What really upsets me however, is when parents criticize their daughter for what she didn't do, and yes, every year there are some of those. She didn't write the perfect essay; she shouldn't have wasted her time in the choir all those years. Her activities should have been more important! In reality, what is important is that she chose the activities that were important to her, the ones that gave her fulfillment and joy. Her essay topic was personal and meaningful to her, and trust me, she wrote multiple drafts and conferenced with her English teacher until they were both exhausted! She has worked incredibly hard for the last six years to get to this point, and it's not her fault that she didn't get in. It is actually no one's fault.
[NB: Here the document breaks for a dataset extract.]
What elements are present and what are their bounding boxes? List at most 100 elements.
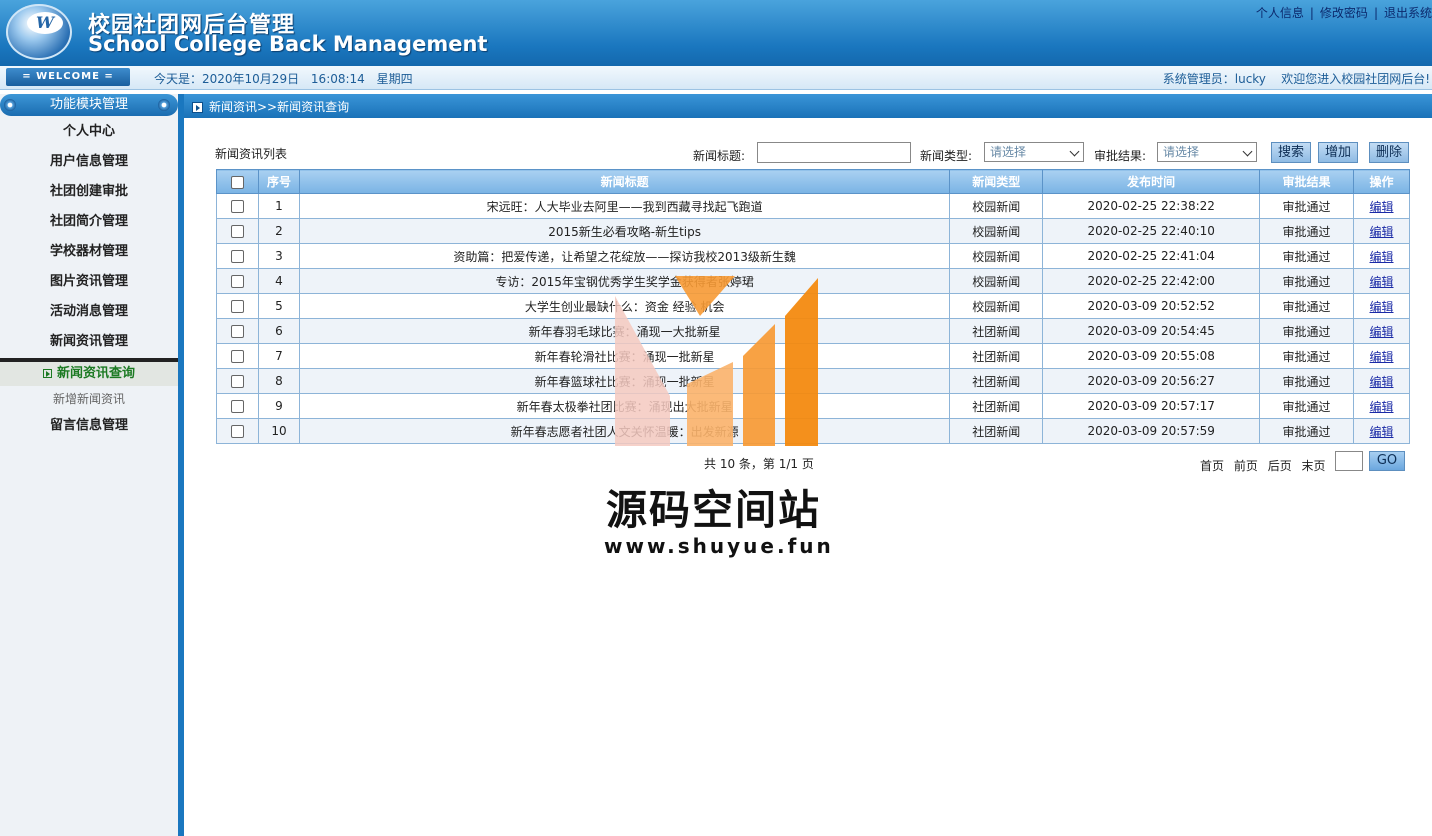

Colleges are funny, as the article implies, but they also care about your children. It's just that they have their own institutional goals; they have their own priorities. They need athletes and philosophy or French majors, musicians and perhaps students from Maine or Alaska. They're looking for students that fit the culture of their campus, and in the end, it's a bit of a guessing game. And no matter how hard you try, you cannot predict what they will be looking for the year your daughter applies.
The only answer, I think, is to help your daughter be the best person she can be. If she loves to dance, then let her dance! If she loves science, then encourage her to participate in every science-related activity she can find. And if she doesn't know what she loves? Then support her while she's trying the myriad of activities we offer at GPS. She'll land on one eventually, and if she doesn't, that's okay too. Many of us don't figure out our strengths until much late in life. And sometimes we develop new ones we never knew we had! That's the beauty of it.
I have a button in my office that says "You are more than a test score." I would add that you are more than the name of the college you eventually attend. I promise you that in the end, it's all good. You were right, after all. Your daughter is wonderful and creative and interesting and many more things. She will be just fine. It's just the parents I worry about.